Christi led us on the Dump Out trail, one the GiG had never traveled, so we had a new experience on our climb of Mount Helena. We usually take the Prospect Shafts or Prairie trail and then take the 1906 down. We have also gone on the Hanging Draw and Powerline. The newbies to this area marveled at the fact that it is a city park, purchased by the Prickly Pear Land trust. Some of the land is BLM too. For Helenans, it is like our River's Edge Trail, well used and loved by the local strollers, bikers, hikers, dog walkers.
We decided that Yaktrax or ice cleats would be better than snowshoes, given the trail was well worn and snow not very deep; it was a great choice. We battled a bit of wind, but we were mostly protected in the trees and coulees on our way up. The day was warm, in the high 30s, so the wind wasn't too cool, especially on the going up part. As we climbed, the views kept getting better and better until we reached the top with 360-degree scenery!
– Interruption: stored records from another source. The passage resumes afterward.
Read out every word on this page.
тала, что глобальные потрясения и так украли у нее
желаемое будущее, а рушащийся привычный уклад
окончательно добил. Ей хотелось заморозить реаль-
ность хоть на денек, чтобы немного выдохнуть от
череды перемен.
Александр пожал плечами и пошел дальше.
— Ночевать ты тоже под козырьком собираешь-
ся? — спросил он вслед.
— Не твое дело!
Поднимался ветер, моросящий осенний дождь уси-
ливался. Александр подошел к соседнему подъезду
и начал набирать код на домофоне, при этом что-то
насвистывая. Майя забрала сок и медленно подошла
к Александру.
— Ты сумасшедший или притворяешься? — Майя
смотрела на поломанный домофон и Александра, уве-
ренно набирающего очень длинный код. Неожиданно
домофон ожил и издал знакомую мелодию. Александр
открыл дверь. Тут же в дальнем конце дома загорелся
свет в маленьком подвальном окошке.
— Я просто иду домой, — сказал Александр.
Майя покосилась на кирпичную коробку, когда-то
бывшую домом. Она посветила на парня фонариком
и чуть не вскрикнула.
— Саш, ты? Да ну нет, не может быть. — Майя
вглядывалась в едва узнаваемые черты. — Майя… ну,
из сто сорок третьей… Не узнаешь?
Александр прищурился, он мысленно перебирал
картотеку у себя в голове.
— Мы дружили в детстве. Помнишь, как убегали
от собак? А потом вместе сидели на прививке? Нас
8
What sights we could see, looking down on Carroll College campus, Fort Harrison, the Cathedral and Last Chance Gulch, not to mention Mount Ascension, the Elkhorn Mountains and the Sleeping Giant.
After taking many pictures, we decided not to eat lunch on top due to the wind and instead head back to the picnic table, located about halfway back to the parking area. However, the table was out of the sun and not out of the wind, so we did have to bundle up, putting on extra layers. Our lunch was a very quick due to the cold, so we blew down the mountain, making it back to our cars just after 1 p.m.
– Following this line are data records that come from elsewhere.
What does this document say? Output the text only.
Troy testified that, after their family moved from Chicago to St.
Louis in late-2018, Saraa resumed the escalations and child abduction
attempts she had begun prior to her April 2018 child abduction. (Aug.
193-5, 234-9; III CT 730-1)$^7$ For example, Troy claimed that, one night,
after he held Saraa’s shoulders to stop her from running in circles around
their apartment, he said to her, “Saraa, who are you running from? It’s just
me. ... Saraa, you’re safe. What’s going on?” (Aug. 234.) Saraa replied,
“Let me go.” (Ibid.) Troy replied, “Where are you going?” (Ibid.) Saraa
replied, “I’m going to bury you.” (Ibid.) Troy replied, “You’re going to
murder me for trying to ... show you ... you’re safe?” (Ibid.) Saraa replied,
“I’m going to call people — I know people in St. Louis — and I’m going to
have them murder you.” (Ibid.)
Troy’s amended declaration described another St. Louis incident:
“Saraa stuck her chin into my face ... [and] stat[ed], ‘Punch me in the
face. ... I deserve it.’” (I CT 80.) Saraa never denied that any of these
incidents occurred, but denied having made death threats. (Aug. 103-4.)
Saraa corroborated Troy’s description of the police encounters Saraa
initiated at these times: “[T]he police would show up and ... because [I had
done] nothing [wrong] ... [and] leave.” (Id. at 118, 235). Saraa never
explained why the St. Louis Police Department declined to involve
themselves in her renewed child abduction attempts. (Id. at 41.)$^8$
Then, for one car, it was a quick stop at the Park Ave. Bakery; we decided we earned a cookie for the ride home. At this point, we also ducked into the bathroom at a brewery, where Jean discovered in the mirror that she had put on two very different earrings, proving that our day truly was one of mismatched items, all expect Rose, that is.
We arrived back home by 3 p.m. after our wonderful windy, but very sunny, day.